Fortunately the details that the YouTube API returns include a variety of images at different sizes. With this knowledge I changed the code so that it uses the largest thumbnail image available, not just the first in the list. This lead to no blurring in the image (click to view full size)

  • The second big issue I had was that the search for my desired search term "Toilet Twinning" was returning some completely unrelated item. After a little exploration I realised that this was because the search term wasn't being used in quotes. This meant that the server was also returning videos that match on the individual words also. As I don't want to show general videos about twinning (or toilets), it's necessary to make sure the term is encoded in quotes. Unfortunately the web site doesn't allow this.
As it seems that encoding values entered in a URL is too much for I manually edited YoutubeDataSource so it now includes
private const string _url = @"https://gdata.youtube.com/feeds/api/videos?q=%22toilet%20twinning%22&orderby=published&start-index=1&max-results=20&safeSearch=strict&format=5&v=2";
  • Again the YouTube details page needed some refining. The strangest being the removal of the hard coded string "Detail" at the top of the page. I can only assume that this was there as the result of an error in App Studio.

  • I added another hub section to show the tweets from the @toilettwinning account. For details of this see the link at the bottom of this post.
  • The final hub section originally contained HTML content. I replaced this with the direct XAML equivalent as the HTML version prevented horizontal swipes from navigating the hub control. This could be frustrating for users as they swipe through the hub but find the the gesture they're doing suddenly stops working.
  • Many of the above changes shown in the Phone app were also made in the Windows one.
  • Additionally, in the Windows app I removed space reserved for back button on the main page - as the back button will never be shown there
  • On the Facebook detail page in the Phone version, it originally used a purple colour for hyperlinks. This was sometimes very hard to read on the background so I changed it to be white like in the Phone version.
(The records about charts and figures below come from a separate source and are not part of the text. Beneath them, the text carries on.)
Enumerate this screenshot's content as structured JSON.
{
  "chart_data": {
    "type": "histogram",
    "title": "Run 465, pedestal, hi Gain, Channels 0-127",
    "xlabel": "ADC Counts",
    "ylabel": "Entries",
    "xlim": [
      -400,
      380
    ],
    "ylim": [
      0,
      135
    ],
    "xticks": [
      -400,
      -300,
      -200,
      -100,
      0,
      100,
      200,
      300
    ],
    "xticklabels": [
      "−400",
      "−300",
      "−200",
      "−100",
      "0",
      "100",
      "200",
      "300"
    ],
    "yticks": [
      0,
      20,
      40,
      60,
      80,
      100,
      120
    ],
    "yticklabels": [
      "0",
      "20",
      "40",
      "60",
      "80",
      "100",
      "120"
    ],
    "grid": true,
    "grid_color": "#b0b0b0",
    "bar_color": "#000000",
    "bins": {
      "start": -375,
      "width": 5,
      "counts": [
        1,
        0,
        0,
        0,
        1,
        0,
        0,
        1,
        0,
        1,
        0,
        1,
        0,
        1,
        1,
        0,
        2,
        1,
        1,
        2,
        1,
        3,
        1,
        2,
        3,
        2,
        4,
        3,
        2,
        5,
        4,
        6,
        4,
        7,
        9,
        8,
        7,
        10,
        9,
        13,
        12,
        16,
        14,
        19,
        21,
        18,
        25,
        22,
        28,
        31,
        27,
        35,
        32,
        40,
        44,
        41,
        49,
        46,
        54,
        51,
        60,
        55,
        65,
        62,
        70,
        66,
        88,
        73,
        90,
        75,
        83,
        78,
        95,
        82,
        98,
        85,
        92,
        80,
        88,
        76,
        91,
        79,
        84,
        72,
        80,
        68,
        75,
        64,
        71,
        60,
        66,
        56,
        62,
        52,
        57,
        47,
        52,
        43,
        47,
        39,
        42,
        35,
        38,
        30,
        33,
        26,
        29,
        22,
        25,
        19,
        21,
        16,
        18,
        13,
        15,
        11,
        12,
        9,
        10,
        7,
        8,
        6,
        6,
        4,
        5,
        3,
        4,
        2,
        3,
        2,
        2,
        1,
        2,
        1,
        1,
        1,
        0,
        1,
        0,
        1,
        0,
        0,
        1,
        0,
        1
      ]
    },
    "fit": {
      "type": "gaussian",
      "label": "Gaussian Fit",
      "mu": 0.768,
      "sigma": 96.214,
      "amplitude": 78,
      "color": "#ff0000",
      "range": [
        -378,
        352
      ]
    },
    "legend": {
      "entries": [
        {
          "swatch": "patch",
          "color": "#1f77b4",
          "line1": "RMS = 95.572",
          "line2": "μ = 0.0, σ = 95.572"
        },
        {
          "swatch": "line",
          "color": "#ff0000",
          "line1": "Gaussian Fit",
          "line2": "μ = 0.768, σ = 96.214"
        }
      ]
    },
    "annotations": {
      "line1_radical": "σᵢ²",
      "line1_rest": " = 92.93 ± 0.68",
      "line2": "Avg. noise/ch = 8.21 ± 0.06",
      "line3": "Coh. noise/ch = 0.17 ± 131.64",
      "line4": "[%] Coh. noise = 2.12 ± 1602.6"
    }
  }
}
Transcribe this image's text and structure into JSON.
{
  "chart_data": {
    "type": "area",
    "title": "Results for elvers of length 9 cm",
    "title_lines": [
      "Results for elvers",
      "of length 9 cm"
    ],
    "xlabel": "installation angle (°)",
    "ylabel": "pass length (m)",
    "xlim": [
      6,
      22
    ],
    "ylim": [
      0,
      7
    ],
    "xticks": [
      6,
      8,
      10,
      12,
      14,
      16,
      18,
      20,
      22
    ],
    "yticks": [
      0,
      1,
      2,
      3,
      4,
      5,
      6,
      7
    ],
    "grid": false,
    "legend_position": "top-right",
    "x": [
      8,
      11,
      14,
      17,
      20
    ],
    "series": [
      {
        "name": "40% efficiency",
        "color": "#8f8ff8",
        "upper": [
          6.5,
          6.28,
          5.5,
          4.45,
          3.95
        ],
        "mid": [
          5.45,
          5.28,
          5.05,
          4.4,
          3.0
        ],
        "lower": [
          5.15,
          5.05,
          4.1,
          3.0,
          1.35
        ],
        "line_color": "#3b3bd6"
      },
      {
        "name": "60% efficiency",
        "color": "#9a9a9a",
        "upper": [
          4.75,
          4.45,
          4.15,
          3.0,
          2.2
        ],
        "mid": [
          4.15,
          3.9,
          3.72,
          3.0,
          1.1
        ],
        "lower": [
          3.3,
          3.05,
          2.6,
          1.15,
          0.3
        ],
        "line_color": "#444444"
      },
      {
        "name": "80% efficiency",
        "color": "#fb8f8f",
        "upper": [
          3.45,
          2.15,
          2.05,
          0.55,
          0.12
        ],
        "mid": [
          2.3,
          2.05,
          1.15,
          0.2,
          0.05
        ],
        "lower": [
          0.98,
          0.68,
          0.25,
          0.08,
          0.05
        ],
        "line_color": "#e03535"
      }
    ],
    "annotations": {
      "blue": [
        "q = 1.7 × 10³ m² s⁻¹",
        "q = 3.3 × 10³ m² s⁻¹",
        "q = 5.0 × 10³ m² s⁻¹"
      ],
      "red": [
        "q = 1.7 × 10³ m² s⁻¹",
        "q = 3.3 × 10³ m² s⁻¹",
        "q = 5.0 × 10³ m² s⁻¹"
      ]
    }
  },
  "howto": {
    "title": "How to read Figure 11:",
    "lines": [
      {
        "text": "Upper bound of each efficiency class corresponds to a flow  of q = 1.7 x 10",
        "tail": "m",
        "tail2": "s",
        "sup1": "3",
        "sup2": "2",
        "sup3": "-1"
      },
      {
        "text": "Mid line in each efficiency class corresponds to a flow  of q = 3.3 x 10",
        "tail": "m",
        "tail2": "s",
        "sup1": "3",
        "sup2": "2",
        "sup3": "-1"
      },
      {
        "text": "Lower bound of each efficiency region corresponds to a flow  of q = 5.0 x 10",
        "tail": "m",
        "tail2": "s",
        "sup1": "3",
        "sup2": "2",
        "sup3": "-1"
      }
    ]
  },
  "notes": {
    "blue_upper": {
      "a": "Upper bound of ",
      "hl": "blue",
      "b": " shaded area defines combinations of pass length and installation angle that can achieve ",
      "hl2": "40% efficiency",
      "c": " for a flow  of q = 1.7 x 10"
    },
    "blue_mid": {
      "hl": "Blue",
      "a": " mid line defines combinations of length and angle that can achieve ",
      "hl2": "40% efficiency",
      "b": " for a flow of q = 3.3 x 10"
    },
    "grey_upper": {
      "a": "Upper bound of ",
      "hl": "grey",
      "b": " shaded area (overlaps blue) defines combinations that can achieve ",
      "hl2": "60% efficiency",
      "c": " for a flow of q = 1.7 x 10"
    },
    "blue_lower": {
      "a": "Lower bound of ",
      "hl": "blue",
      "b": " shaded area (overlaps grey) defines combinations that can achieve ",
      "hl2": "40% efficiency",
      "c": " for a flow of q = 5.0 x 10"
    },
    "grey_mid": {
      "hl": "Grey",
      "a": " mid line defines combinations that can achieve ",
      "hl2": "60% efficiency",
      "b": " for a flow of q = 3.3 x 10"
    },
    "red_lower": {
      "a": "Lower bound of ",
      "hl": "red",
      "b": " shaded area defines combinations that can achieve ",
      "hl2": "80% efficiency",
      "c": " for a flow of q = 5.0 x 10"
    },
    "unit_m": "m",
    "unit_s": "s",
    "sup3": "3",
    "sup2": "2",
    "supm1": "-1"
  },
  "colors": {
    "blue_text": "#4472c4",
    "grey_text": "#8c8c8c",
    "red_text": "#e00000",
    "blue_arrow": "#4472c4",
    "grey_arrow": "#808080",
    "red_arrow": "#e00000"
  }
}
That's not the end though. There are still other things that can be done to improve the app further.
Here are some ideas:

  • Default data for when first run and a better first run experience
  • Add a FAQs page directly within the app to explain more about the charity without needing to redirect to the website
  • Add a background agent to update the tile so new content can be seen without having to open the app
  • Add image caching so that images can be viewed with the other offline content.
  • Improve the HTML parsing to improve the display of content
  • Improve the display of images to better scale and stretch images with consistency but still coping with the variety of images sizes to display.
  • And probably many more things. Got any suggestions?


Hopefully I'll be able to add at least some of these to the app soon.